In all of Pakistan’s great cricketing eras, it is the captains who had been calling the shots, AH Kardar, Mushtaq Mohammad and Imran Khan. They selected the teams and also faced the media. Misbah was completely overshadowed by the coach Waqar Younis, who repeatedly and unashamedly defended the team selection, especially that of Nasir Jamshed, while the PCB chairman Shahyaryar Khan, sitting in Pakistan, issued statements for Jamshed’s replacement by Sarfraz. All this made Pakistan the laughing stock of the cricketing world as if that was not the case before.

Some would point out, “Look, Pakistan beat South Africa, one of the pre-tournament favourites. Hence potential is there.”

The minnows often have their day. Ireland have had a big victim in each of the last three World Cups: Pakistan (in 2007), England (in 2011) and the West Indies this time around. Pakistan’s win over the Proteas was nothing different.

Winning and losing is part of sports.
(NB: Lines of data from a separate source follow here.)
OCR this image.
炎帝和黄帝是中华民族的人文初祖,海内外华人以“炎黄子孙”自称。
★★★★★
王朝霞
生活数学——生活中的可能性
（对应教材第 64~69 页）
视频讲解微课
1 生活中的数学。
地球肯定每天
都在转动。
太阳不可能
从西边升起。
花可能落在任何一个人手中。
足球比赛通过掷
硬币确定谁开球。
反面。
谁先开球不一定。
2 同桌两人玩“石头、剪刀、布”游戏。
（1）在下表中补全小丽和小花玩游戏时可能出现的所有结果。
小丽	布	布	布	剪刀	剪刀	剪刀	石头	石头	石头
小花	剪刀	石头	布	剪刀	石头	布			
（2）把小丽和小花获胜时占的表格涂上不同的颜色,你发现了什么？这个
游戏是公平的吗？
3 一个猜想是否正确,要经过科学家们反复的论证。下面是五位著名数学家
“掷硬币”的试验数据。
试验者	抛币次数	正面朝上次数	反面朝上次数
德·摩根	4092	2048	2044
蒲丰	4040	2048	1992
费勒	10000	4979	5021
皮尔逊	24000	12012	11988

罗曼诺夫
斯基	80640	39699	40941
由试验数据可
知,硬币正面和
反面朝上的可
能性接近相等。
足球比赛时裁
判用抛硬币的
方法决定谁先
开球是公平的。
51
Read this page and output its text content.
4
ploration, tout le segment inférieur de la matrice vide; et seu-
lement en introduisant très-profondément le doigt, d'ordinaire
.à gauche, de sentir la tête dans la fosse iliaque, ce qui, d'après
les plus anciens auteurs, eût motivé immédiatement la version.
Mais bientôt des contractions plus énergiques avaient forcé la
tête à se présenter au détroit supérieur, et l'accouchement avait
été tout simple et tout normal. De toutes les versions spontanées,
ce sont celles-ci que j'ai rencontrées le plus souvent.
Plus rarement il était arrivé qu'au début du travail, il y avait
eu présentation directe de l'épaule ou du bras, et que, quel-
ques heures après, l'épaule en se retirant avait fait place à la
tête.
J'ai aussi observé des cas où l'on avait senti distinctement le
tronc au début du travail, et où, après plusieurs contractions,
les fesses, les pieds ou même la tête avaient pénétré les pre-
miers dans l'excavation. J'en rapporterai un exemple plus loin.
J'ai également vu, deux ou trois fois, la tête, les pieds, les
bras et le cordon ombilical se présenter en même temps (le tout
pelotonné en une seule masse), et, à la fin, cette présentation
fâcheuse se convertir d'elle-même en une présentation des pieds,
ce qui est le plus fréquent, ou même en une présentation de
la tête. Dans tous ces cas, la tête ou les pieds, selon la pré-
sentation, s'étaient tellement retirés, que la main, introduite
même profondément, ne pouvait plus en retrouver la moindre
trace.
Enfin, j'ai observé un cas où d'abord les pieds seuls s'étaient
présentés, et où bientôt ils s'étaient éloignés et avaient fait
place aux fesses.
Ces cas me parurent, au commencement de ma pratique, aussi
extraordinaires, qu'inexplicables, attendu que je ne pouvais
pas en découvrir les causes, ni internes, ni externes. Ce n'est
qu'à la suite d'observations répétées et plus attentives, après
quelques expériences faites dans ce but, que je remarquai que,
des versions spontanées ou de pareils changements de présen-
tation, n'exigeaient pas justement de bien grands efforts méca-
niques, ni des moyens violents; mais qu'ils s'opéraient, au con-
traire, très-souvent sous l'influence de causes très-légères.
But this Pakistan side was completely devoid of quality in two of the three departments. In the quarter-final, not a single batsman could dominate the Australian bowling even for a brief period. Of fielding, the less said the better. The team easily topped the chart for the number of dropped catches. And quite a few of them would have put a school cricketer to shame.

There is a PCB chairman and there is also a Head of the PCB executive committee. Many Pakistani cricketers spend summers in England playing in various leagues as professionals. The ECB has set a qualification criterion entailing that the player must have played a certain number of first class matches in the preceding domestic season of his country. A former chief selector of Lahore region charged cricketers, interested in getting a contract in some English leagues, a good amount of money for a place in the region’s teams for first class competitions. We are talking about country’s biggest cricket nursery.

No need lamenting the current state of affairs. The PCB, well aware of the alarming situation, is set upon putting everything right. The revolution is coming. A five-year strategic plan is being laid out. The results would obviously be seen after the next World. It is no fault of the PCB that the World Cup comes around every four years. The visionaries of the board go for punj-sala mansooba. The initial steps have already been taken. There is an entirely new selection committee: Haroon Rasheed (chief selector) , Azhar Khan, Saleem Jaffar and Kabir Khan. The first three have had selectorial stints before.  Yet, it is revamping and not shuffling. Azhar Ali has been named the new ODI captain. Yes, the same Azhar Ali, who wasn’t even among the 30 probables for the World Cup. Doesn’t that make it a revolutionary step?

Tail Piece: Cleanup operation is required at all the tiers: board, team management, players and administrators. Arguably, it should start from the self-imposed Patron in Chief.